Anthropic Publishes 79-Page Claude Constitution Defining AI Values, Authority Hierarchy, and Decision Rules
Anthropic in January 2026 published a 79-page constitution for Claude, laying out not just rules but a broader framework for the model’s values, behavior, and role in the world. Unlike its shorter 2023 version, which drew on sources such as the Universal Declaration of Human Rights and Apple’s terms, the new document explains why Claude should act in certain ways and describes the system as a novel kind of entity. The constitution also says there is uncertainty over whether Claude could have some form of consciousness or moral status. It sets a hierarchy in which Anthropic’s instructions outrank operators’ commands and user prompts, and tells Claude to model its judgment on how a thoughtful senior Anthropic employee would respond when unsure.
Netflix and INSAIT Researchers Present VOID for Physically Plausible Video Object and Interaction Deletion
Netflix and researchers at INSAIT and Sofia University have posted a preprint on VOID, a video object removal system built to handle cases where deleting an object should also change the rest of the scene. The paper argues that existing tools can hide removed objects and fix visual artifacts, but often fail when the object had physical effects such as collisions or interruptions. VOID uses paired synthetic training data and a vision-language model to identify parts of a scene affected by the removed object, then guides a video diffusion model to generate a more physically consistent outcome. In tests on synthetic and real videos, the authors report that the method preserved scene dynamics better than earlier video object removal approaches.
OpenAI Outlines Industrial Policy Ideas to Keep People First in the Intelligence Age
A new April 2026 policy paper argues that the shift toward increasingly powerful AI, and eventually “superintelligence,” could bring major gains in science, medicine, productivity, and lower consumer costs, but also serious risks such as job disruption, misuse, loss of control, and concentration of wealth and power. The document says current policy tools are not enough and calls for a new industrial policy focused on three goals: sharing AI-driven prosperity broadly, reducing safety and security risks, and expanding public access and agency. It points to past U.S. responses to major technological change, such as labor protections and social safety nets, as a model for updating today’s social contract. The paper also says AI data centers should cover their own energy costs and deliver local jobs and tax revenue, while governments should adopt practical AI rules that protect the public without stifling innovation.

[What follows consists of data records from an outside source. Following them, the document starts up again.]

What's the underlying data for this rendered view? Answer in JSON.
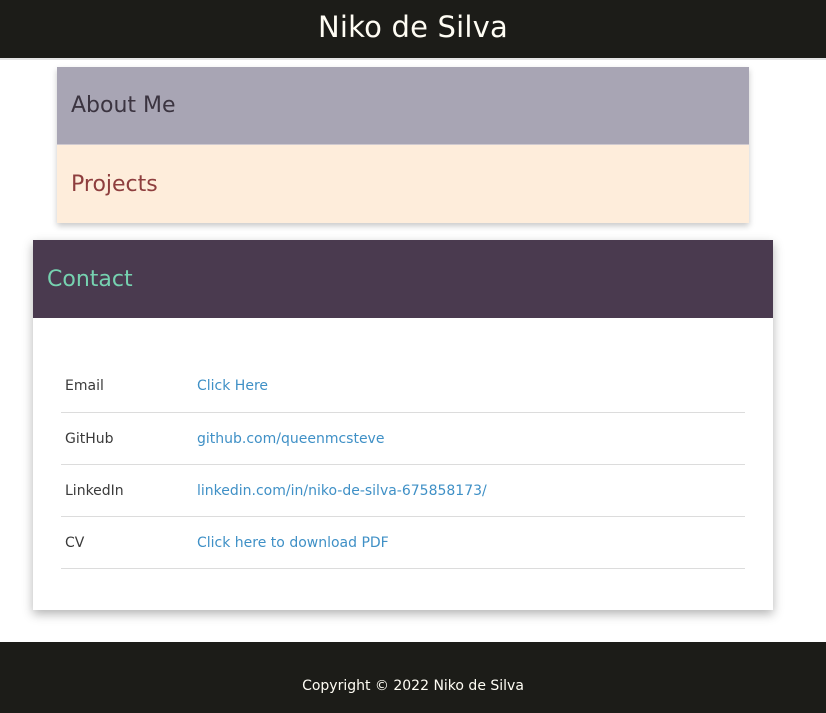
{
  "header": {
    "title": "Niko de Silva"
  },
  "panels": {
    "about": "About Me",
    "projects": "Projects",
    "contact": "Contact"
  },
  "contact": {
    "rows": [
      {
        "label": "Email",
        "value": "Click Here"
      },
      {
        "label": "GitHub",
        "value": "github.com/queenmcsteve"
      },
      {
        "label": "LinkedIn",
        "value": "linkedin.com/in/niko-de-silva-675858173/"
      },
      {
        "label": "CV",
        "value": "Click here to download PDF"
      }
    ]
  },
  "footer": {
    "copyright": "Copyright © 2022 Niko de Silva"
  },
  "colors": {
    "header_bg": "#1c1c18",
    "about_bg": "#a8a5b4",
    "projects_bg": "#feeddb",
    "contact_bg": "#4a3a4f",
    "contact_title": "#76d2b0",
    "link": "#3f90c6"
  }
}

Study Finds AI Regulation Is Shaped by Metaphors Like Intelligence, Black Box, and Hallucinations
A new academic paper argues that AI regulation is being shaped by misleading metaphors built into everyday language about the technology. It says terms like “intelligence,” “black box,” and “hallucinations” push lawmakers and the public toward flawed assumptions, such as treating AI systems as human-like agents or focusing too narrowly on model opacity. The paper contends that these framings can distort accountability by hiding the role of design choices, deployment contexts, and broader sociotechnical systems. Instead, it calls for simpler and more accurate regulatory language that reflects how today’s AI systems actually work and where their risks come from.